Historical Society raises the curtains with Bijou Theater exhibit

When the Bijou Theater in downtown Hermosa was named The Metropolitan when it opened in the 1920s. Photo courtesy of the Hermosa Beach Historical Society

April Wright attends an exercise class at the Bar Method in downtown Hermosa almost every day. In between dips and plies, she marvels that she is taking a class inside a building that once housed a movie theater.

The Hermosa resident is the filmmaker behind “Going Attractions: The Definitive Story of the Movie Palace,” which screens Friday night at the Hermosa Community Theater. It’s part of the kickoff of the Hermosa Beach Historical Society’s new exhibit dedicated to the Bijou Theater, which opens Thursday at the Hermosa Beach Museum.

Wright’s documentary premiered in Los Angeles in October. It includes footage and photos of movie palaces past, including a previous incarnation of the Bijou and the former Fox Theater in Redondo Beach. While the Fox was demolished in the 1970s and the Bijou closed some two decades later, the latter is one of few buildings protected under Hermosa’s historic preservation ordinance. And while the credits no longer roll and the marquee is long gone, much of the building’s guts remain intact — enough for Wright’s fellow exercise class attendees to bridge the gap between present and past with their imagination.

“Sometimes, I’ll tell people, You know this was a movie theater. And a lot of people, it just doesn’t occur to them,” Wright said. “But if they look around, they’ll start to see it. There are a lot of former theaters hiding in plain sight.”

After opening as The Metropolitan, the theater became known as the Hermosa, the Cove and finally the Bijou, and played host to newly released films, perennial classics like the Rocky Horror Picture Show, and the occasional concert, including a notorious punk rock show featuring the band Redd Kross.

Wright’s research for the film showed her that other theaters throughout the country have had similar odysseys. Many once-grand spaces were built at a time when movie attendance was far higher — her film cites critic and film historian Leonard Maltin as saying that in the 1920s the average American attended four to five movies per week — only to fall into disuse and disrepair amid changing economic trends. Some have been demolished, but others, like the Bijou, have been reimagined.

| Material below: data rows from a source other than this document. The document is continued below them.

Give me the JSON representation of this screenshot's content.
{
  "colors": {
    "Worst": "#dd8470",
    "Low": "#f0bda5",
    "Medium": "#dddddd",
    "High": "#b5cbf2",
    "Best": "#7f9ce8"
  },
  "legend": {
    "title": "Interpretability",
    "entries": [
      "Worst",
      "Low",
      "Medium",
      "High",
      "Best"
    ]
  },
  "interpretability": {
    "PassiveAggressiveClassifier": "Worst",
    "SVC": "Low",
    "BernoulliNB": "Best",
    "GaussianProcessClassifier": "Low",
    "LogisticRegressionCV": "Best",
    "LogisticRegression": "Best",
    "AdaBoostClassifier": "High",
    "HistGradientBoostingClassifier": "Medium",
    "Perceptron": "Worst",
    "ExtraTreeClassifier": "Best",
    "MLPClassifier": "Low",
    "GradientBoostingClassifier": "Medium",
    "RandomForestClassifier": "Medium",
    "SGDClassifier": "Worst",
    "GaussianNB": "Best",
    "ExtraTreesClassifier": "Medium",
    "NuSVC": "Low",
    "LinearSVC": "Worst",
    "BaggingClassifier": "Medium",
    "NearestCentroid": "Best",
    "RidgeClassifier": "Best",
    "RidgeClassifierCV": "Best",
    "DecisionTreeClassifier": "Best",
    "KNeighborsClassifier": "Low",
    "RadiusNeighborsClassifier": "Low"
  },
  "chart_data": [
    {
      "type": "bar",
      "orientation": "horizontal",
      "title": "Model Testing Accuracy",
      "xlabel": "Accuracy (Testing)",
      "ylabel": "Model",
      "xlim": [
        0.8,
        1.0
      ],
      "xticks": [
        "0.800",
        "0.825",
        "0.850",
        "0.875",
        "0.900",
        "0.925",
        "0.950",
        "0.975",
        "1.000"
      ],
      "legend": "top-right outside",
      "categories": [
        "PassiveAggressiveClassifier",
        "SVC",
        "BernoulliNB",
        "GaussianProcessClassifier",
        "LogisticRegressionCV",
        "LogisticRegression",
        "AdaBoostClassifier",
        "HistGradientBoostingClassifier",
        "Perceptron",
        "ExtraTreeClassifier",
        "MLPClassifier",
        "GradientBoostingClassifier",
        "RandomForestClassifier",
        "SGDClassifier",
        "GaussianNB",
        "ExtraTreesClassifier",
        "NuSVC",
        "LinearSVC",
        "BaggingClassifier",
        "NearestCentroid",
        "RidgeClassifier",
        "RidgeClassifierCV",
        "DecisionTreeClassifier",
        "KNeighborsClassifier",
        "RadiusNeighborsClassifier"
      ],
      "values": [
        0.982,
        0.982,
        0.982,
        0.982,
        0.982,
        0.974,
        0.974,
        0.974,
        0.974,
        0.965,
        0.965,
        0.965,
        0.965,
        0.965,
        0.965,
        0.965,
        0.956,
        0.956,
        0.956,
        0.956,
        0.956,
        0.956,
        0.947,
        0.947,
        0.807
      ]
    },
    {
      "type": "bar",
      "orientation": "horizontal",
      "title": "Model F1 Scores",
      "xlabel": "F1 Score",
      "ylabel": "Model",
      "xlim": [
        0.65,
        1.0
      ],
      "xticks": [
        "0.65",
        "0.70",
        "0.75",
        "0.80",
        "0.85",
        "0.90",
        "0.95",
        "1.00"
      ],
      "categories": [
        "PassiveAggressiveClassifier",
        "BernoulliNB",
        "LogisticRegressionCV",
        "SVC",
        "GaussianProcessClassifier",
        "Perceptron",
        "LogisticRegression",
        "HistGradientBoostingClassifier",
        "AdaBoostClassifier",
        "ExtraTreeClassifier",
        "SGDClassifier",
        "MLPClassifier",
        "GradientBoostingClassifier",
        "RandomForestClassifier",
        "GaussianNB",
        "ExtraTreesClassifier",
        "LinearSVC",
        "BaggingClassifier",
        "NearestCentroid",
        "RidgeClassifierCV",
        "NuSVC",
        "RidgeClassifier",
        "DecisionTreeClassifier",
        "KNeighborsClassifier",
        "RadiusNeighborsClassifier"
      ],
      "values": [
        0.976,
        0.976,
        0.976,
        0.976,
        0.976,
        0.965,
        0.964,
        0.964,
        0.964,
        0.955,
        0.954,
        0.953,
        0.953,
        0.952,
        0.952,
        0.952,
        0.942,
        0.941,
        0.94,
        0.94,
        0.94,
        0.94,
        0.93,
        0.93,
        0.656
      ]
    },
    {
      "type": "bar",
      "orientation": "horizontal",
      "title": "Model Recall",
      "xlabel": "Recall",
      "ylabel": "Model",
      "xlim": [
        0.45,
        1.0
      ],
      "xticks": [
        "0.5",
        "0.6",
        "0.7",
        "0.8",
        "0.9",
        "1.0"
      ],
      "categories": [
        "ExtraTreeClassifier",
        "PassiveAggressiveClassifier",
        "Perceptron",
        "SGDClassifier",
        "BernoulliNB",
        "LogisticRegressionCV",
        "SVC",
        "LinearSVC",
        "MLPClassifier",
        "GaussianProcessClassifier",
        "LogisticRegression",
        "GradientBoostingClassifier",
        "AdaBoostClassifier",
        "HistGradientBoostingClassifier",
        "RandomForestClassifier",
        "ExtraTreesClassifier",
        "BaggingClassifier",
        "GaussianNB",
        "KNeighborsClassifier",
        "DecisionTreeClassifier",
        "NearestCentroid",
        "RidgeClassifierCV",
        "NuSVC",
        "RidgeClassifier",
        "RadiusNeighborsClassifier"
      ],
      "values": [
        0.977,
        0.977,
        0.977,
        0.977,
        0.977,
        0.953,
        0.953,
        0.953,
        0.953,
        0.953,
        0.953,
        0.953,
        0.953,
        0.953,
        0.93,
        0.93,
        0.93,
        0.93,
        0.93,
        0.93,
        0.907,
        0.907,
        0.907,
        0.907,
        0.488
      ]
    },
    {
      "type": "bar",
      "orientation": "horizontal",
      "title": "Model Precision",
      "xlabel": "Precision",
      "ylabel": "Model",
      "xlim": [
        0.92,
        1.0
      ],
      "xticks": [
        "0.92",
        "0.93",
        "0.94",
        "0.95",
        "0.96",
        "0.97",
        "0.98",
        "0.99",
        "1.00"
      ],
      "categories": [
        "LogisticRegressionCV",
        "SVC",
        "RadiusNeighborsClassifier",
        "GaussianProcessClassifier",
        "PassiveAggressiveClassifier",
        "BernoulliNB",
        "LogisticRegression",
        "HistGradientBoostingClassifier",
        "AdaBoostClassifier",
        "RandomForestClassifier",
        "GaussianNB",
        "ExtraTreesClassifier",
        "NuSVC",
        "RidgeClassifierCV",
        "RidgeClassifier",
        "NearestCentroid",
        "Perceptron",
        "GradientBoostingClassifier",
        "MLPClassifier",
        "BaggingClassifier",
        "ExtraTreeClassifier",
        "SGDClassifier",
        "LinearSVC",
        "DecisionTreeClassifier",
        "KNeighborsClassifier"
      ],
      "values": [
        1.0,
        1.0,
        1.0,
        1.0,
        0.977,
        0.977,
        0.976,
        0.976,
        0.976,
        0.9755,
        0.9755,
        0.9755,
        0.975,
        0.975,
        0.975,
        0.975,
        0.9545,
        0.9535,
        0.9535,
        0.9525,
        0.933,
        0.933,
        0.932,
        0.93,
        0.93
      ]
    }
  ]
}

The effort to remember the former theaters, Wright said, is part of the influence they have on our sense of place. She recalled walking in downtown Manhattan Beach recently and seeing a plaque honoring the La Mar Theater, which closed in the late ‘70s, on the new Skechers offices on Manhattan Beach Boulevard.

“They’re hubs to communities: they’re gathering spaces,” she said.

The Historical Society’s exhibit will feature objects charting the evolution of the Bijou and records of the people who attended its offerings, and made them happen. The Historical Society describes the Bijou as “one of the oldest buildings in Hermosa,” and it’s not just Hermosa real estate that has changed since the Bijou became home to a bank and exercise studio. The entertainment industry has changed too. Cable, VHS and DVDs each diminished the share of the nation’s attention span and entertainment budget occupied by movie theaters over the years. The rise of streaming services like Netflix and Hulu represents a new level of threat to communal viewing. 

As a filmmaker, Wright said she is encouraged by many of the creative shows and movies emerging from streaming services, but worries they promote a certain amount of sight-lowering.

“Just think about the words we use to talk about movies in theaters: ‘magical,’ ‘larger than life,’ ‘on the big screen,’” Wright said. “When we talk about streaming, we call it ‘content.”

The historical society exhibit has some of the trappings commonly associated with theaters, including plush seats, film reels, projectors, and the gold polls and velvet ropes once used to mark off concession lines. It also has signs of the building’s gradual decay, including a chunk of the ceiling that caved in during the theater’s final days.

The theater went up in 1923 as Hermosa was booming, growth propelled by the area’s expanding manufacturing sector. In a nod to that industrial past, the exhibit includes the whistle from the smokestack of one of the nearby silk factories.

The theater is closely connected with the family of Rick Koenig, the president emeritus of the historical society. His grandfather built it, and another relative financed the construction, and portraits said Jamie Erickson, the administrator of the Hermosa Museum; photos of each feature in the exhibit.

Along with the physical artifacts the exhibit includes, it also will feature a screen showing videotaped interviews Erickson conducted with members of the community as they recount their experiences with the Bijou. The exhibit will feature a notebook in which people will be able to write down recollections about the theater, which will later be typed up and included in the museum’s archives.

“It’s a chance for people to be able to share their experiences, or just something that makes them smile,” she said.